Several shots fired by unidentified gunmen have rattled parts of Thailand’s capital, prompting deployment of troops, even as the embattled government sought U.N.’s mediation to end the persisting political crisis.

The shooting at four sites in the central commercial area of Bangkok continued for two hours and was stopped after troops moved in to the areas. No casualty was reported.

Last week’s violence claimed the lives of five persons, including four children, and injured several others.

The spike in violence with almost daily reports of gunshots and grenade blasts prompted caretaker Deputy Prime Minister and Foreign Minister Surapong Tovichakchaikul to seek UN’s mediation to resolve the country’s four-month chaos.

He said he spoke with UN secretary-general Ban Ki-moon on phone and sought his advice on how to resolve Thailand’s political impasse.

“If we could bring the UN in to initiate talks, a solution to the conflict in Thailand might be reached. I will propose this idea to a meeting of the Centre for Maintaining Peace and Order (CPMO),” said Mr. Surapong, an adviser to the CMPO.

He said the UN chief would be the most suitable person to find a way out for Thailand now that the conflicts had worsened, resulting in the deaths of four children.

“When disputes arose in countries like Syria, Ukraine, Egypt or Rwanda, the UN was too late (in reaching the countries). If we get advice early enough, Thailand should be able to solve the problems,” Mr.
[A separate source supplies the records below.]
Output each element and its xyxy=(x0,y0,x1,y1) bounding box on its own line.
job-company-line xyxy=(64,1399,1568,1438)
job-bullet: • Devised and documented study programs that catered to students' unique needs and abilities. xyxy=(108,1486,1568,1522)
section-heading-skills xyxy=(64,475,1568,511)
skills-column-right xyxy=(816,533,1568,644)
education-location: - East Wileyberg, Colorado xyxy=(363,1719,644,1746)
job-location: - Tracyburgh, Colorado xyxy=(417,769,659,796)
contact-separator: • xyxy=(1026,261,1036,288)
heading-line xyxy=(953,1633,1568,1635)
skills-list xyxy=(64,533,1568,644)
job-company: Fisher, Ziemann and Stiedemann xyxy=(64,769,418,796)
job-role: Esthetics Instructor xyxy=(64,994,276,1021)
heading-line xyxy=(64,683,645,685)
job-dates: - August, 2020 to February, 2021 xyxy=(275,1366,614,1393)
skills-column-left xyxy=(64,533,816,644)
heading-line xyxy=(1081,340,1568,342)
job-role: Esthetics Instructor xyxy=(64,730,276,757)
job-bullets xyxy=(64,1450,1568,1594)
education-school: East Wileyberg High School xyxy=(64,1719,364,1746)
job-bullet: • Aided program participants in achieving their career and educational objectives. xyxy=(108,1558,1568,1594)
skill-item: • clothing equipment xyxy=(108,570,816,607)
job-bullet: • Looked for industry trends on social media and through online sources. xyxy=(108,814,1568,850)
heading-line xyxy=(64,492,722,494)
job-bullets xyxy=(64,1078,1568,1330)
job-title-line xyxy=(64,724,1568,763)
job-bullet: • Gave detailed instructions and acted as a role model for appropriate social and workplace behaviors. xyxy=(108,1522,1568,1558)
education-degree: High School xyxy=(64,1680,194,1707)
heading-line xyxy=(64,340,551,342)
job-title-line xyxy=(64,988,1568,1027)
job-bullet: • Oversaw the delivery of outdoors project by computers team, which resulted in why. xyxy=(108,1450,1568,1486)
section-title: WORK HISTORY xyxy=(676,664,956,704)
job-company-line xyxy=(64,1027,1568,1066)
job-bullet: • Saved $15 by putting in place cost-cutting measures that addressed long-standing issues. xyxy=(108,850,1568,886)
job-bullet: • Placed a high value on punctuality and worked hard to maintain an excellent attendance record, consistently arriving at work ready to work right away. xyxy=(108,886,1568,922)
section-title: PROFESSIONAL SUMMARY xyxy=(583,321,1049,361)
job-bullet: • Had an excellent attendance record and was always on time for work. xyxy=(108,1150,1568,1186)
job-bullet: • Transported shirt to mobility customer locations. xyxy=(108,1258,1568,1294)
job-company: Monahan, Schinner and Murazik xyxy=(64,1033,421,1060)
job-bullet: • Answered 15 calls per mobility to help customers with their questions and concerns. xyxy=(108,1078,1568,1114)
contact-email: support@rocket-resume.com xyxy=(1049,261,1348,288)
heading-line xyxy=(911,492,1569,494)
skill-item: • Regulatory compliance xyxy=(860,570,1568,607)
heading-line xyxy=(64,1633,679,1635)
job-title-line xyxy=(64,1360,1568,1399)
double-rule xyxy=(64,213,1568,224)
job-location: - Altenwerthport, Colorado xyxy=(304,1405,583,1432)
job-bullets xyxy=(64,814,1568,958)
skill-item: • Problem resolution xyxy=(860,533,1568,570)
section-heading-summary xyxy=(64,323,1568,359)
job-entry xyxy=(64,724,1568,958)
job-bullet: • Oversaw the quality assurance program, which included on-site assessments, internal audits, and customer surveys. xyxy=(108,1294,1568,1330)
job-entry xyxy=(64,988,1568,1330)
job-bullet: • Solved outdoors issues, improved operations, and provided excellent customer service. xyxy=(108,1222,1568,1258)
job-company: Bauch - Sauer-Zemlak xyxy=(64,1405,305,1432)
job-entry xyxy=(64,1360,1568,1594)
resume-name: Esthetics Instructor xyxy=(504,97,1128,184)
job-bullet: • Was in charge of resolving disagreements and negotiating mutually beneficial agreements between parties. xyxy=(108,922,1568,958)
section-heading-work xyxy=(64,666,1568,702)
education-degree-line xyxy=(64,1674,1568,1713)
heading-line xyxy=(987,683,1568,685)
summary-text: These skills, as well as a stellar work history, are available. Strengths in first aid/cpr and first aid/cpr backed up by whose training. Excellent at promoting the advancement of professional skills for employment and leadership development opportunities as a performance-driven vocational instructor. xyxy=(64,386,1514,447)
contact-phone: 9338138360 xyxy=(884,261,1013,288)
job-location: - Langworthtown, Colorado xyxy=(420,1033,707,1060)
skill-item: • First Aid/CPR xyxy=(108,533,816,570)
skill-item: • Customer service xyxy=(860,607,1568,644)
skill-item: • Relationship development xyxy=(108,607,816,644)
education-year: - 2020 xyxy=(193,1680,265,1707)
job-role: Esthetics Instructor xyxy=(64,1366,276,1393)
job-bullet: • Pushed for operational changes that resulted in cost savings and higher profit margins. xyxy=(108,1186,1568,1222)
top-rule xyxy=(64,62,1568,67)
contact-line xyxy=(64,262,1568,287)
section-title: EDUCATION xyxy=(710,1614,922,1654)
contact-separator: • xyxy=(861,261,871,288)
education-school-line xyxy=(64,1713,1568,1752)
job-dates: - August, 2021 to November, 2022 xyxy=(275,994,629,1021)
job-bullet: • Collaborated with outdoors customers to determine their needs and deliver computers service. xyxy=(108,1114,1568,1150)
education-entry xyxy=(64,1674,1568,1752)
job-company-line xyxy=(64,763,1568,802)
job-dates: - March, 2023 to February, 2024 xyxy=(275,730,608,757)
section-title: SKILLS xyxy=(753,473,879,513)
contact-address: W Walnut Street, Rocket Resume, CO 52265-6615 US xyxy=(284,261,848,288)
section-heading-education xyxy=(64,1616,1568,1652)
Surapong said.

Premier Yingluck Shinawatra, who on Tuesday turned down the protesters’ key demand to step down, flew to the northern city of Chiang Rai to inspect government-backed projects.

She has been summoned by an anti-graft panel on Thursday to hear charges of neglect of duty in connection with a rice subsidy scheme that the opposition says is rife with corruption. But Ms. Yingluck said she might not attend the National Anti-Corruption Commission (NACC) hearing.

Since November 2013, when the anti-government protests began, 70 attacks against demonstrators left over 20 people dead and 720 injured. Police have not yet arrested any single suspect.

The protesters accuse Ms. Yingluck of acting as a proxy for her fugitive brother, former premier Mr. Thaksin who was ousted in a coup in 2006. He lives in self-imposed exile in Dubai to escape a jail term on a corruption conviction.